Un héroïque paysage sans ciel, un jeu gigantesque sans spectateurs, le silence, un silence toujours plus intense autour du cri le plus terrible de la solitude de l'esprit, telle est la tragédie de Friedrich Nietzsche : il faudrait l'abominer comme une des nombreuses cruautés insensées de la nature, s'il ne l'avait pas lui-même acceptée extatiquement et s'il n'en avait pas choisi et aimé la dureté unique, à cause même de ce caractère unique. Car volontairement, en toute lucidité, renonçant à une existence assurée, il s'est construit cette « vie particulière » avec le plus profond instinct tragique et il a défié les dieux avec un courage sans exemple, pour « éprouver par lui-même le plus haut degré de péril dans lequel un homme puisse vivre ». « Xαιρετε δαιμονες ! — Salut à vous, démons ! »
C'est en poussant ce cri enjoué de l'hybris qu'une fois, par une joyeuse nuit, à la manière des étudiants, Nietzsche et ses amis philosophes évoquent les Puissances : à l'heure où rôdent les Esprits, ils versent par la fenêtre le rouge vin de leurs verres pleins dans une rue endormie de la ville de Bâle — comme une libation aux Invisibles. Ce n'est là qu'une plaisanterie de l'imagination que taquine un pressentiment plus profond : mais les démons entendent cet appel et poursuivent celui qui les a défiés, jusqu'à ce que le jeu d'une nuit devienne la tragédie grandiose d'une destinée.
Cependant, jamais Nietzsche ne se dérobe aux exigences monstrueuses par lesquelles il se sent irrésistiblement saisi et entraîné : plus le marteau le frappe durement, plus résonne clair le bloc d'airain de sa volonté. Et sur cette enclume portée au rouge par le feu de la puissance, se forge, toujours plus durement, à chaque coup redoublé, la formule qui cuirasse ensuite de bronze son esprit, la « formule de la grandeur de l'homme », amor fati : ne vouloir changer aucun fait dans le passé, dans l'avenir, éternellement ; non seulement supporter la nécessité, encore moins la dissimuler, mais l'aimer. Ce chant d'amour fervent adressé aux Puissances couvre comme un dithyrambe le cri de sa propre douleur : jeté à terre, vaincu par le silence du monde, dévoré par lui-même, rongé par l'amertume de la souffrance, il ne lève jamais les mains pour demander au destin de le laisser enfin en paix. Au contraire, il réclame encore une détresse plus grande, une solitude plus profonde, une souffrance plus complète, l'épreuve la plus rigoureuse pour son endurance ; s'il lève les mains ce n'est pas pour se dérober, mais pour lancer la magnifique prière du héros : « Ô volonté de mon âme, que j'appelle destin, toi qui es en moi, toi qui es au-dessus de moi, conserve-moi et préserve-moi pour un grand destin. »

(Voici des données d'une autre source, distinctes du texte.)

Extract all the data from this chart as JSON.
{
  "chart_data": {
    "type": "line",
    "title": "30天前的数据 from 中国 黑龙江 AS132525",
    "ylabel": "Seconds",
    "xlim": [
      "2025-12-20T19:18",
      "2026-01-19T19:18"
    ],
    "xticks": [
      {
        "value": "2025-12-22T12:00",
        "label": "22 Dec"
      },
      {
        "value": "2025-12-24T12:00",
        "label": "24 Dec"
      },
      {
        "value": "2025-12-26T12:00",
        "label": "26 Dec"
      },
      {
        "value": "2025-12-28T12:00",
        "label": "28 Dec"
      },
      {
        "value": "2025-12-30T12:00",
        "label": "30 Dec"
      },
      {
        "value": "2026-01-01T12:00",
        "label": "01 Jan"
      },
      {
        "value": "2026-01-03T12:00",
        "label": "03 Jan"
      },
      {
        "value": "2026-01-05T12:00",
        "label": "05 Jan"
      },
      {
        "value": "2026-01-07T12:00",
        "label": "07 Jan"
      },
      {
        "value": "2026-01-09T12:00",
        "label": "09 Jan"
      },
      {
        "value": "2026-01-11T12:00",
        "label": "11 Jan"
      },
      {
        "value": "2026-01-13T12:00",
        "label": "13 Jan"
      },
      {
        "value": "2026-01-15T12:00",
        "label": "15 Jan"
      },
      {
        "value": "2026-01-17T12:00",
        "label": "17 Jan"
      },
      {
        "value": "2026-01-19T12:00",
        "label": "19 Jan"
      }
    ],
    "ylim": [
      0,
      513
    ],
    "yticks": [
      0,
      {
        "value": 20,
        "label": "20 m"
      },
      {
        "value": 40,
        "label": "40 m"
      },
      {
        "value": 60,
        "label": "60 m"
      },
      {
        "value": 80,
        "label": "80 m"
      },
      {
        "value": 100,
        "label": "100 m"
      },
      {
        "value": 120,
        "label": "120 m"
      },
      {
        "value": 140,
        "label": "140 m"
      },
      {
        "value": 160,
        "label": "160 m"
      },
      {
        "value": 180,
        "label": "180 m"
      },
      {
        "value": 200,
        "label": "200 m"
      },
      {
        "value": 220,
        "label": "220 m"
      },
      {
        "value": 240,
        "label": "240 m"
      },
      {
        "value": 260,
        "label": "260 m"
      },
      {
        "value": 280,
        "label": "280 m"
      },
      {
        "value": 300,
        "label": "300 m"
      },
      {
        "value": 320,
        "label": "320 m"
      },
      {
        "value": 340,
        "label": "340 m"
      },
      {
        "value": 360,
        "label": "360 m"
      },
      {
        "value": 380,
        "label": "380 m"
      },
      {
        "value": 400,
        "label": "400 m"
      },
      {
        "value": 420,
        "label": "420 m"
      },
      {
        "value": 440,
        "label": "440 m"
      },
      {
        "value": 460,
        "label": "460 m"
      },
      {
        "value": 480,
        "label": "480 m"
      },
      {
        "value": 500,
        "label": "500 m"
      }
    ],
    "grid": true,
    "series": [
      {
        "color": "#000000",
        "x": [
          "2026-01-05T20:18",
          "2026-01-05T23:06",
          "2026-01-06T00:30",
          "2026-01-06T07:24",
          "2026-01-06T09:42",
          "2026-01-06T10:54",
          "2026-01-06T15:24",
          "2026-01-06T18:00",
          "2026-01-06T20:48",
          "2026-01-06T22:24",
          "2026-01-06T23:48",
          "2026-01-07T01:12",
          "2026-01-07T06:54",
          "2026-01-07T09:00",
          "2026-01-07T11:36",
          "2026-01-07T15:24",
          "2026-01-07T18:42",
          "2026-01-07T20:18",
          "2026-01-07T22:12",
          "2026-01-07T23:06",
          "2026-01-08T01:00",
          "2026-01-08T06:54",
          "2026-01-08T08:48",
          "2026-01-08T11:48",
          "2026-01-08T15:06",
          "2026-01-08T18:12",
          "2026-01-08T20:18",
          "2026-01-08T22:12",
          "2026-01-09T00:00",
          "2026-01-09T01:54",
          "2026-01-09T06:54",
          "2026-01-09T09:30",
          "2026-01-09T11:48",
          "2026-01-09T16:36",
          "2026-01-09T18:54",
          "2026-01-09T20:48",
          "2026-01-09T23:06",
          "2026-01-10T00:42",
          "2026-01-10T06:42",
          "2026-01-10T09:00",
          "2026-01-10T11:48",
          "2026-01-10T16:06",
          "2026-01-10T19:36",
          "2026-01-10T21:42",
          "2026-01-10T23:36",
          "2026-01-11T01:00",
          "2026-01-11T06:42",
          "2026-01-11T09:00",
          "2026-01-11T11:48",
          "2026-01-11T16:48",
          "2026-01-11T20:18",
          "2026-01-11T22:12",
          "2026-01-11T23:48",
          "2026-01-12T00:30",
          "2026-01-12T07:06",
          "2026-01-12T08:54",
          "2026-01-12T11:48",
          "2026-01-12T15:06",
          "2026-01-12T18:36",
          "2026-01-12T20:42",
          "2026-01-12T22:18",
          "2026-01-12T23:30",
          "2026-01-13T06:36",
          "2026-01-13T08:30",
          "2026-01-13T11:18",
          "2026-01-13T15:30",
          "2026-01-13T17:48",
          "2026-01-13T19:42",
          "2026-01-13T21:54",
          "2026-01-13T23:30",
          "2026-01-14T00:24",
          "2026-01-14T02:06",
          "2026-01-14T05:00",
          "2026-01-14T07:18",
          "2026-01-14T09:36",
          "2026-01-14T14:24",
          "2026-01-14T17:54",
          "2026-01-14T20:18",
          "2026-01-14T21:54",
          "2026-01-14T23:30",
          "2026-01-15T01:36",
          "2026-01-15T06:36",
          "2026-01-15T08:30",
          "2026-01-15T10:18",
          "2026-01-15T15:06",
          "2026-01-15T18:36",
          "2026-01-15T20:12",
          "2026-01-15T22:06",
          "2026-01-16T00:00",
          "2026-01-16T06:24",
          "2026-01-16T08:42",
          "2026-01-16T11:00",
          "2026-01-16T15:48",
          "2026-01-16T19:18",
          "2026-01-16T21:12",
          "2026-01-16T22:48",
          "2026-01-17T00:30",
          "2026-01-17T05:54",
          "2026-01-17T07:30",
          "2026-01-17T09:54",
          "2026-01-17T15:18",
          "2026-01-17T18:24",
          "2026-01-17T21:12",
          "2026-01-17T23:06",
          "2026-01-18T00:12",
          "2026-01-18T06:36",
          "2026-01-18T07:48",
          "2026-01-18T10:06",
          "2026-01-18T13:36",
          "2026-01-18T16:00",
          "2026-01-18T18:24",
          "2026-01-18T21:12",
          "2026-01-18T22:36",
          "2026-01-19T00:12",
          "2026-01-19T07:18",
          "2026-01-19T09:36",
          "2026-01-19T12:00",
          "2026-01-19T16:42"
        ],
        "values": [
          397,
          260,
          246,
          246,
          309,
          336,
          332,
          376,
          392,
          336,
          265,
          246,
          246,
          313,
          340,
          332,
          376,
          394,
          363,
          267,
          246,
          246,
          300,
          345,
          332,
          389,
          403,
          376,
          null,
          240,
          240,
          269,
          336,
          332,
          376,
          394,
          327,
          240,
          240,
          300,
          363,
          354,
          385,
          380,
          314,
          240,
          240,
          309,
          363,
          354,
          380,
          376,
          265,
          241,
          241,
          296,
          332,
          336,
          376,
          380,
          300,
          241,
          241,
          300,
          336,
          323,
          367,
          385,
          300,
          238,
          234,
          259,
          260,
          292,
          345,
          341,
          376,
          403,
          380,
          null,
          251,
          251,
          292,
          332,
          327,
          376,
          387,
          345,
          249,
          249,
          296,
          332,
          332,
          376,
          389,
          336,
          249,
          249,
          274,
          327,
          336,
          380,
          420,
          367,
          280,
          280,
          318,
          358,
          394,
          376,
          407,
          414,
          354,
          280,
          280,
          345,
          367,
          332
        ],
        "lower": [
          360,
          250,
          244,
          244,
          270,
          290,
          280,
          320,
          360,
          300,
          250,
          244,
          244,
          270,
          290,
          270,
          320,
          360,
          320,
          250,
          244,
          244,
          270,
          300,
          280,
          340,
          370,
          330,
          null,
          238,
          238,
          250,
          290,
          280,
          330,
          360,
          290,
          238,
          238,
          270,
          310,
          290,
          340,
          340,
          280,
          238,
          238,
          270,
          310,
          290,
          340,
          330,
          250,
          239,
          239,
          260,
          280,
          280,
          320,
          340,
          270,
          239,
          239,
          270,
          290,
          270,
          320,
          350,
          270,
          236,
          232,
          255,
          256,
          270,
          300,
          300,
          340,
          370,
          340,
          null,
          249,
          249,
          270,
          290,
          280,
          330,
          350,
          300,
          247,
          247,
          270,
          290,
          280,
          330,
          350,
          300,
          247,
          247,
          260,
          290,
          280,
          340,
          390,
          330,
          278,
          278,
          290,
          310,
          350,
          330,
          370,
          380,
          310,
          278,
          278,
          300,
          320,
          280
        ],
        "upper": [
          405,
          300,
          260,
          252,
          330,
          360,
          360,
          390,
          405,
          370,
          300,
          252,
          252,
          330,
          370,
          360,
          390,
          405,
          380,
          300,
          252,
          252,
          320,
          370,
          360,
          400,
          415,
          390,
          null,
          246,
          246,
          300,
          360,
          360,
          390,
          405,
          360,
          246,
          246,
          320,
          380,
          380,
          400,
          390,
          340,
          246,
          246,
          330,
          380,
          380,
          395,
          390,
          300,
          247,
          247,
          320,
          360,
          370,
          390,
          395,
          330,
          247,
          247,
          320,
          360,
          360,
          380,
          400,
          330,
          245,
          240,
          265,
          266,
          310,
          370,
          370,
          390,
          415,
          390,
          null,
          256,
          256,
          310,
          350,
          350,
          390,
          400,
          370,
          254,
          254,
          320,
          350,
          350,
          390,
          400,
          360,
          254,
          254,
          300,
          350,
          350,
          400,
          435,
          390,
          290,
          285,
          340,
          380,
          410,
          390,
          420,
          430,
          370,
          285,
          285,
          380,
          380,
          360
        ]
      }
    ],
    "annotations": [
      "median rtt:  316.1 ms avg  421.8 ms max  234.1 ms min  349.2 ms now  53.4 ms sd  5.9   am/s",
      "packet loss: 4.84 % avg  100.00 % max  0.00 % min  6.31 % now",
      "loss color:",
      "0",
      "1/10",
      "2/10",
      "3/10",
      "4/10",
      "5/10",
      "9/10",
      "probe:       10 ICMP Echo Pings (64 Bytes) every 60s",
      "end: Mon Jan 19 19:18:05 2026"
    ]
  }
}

Or, celui qui sait prier avec tant de grandeur est toujours exaucé.
2
Double portrait
Le pathos de l'attitude n'appartient pas à la grandeur ; qui a besoin d'attitude est faux... Méfions-nous de tous les hommes pittoresques !
Image pathétique du héros. Voici comment le campe le mensonge marmoréen, la légende pittoresque : une tête héroïque hautainement dressée, un haut front voûté, raviné par de sombres pensées, la vague des cheveux pesant puissamment sur une nuque forte et saillante. Sous les paupières en broussaille luit un regard de faucon ; chaque muscle de ce visage puissant est tendu de volonté, de santé et de vigueur. La moustache à la Vercingétorix tombant virilement sur une bouche âpre et sur le menton proéminent montre le guerrier barbare, et involontairement on complète cette tête de lion robustement musclée par un corps de Viking germanique s'avançant à grands pas, avec le glaive de la victoire, le cor de chasse et la lance.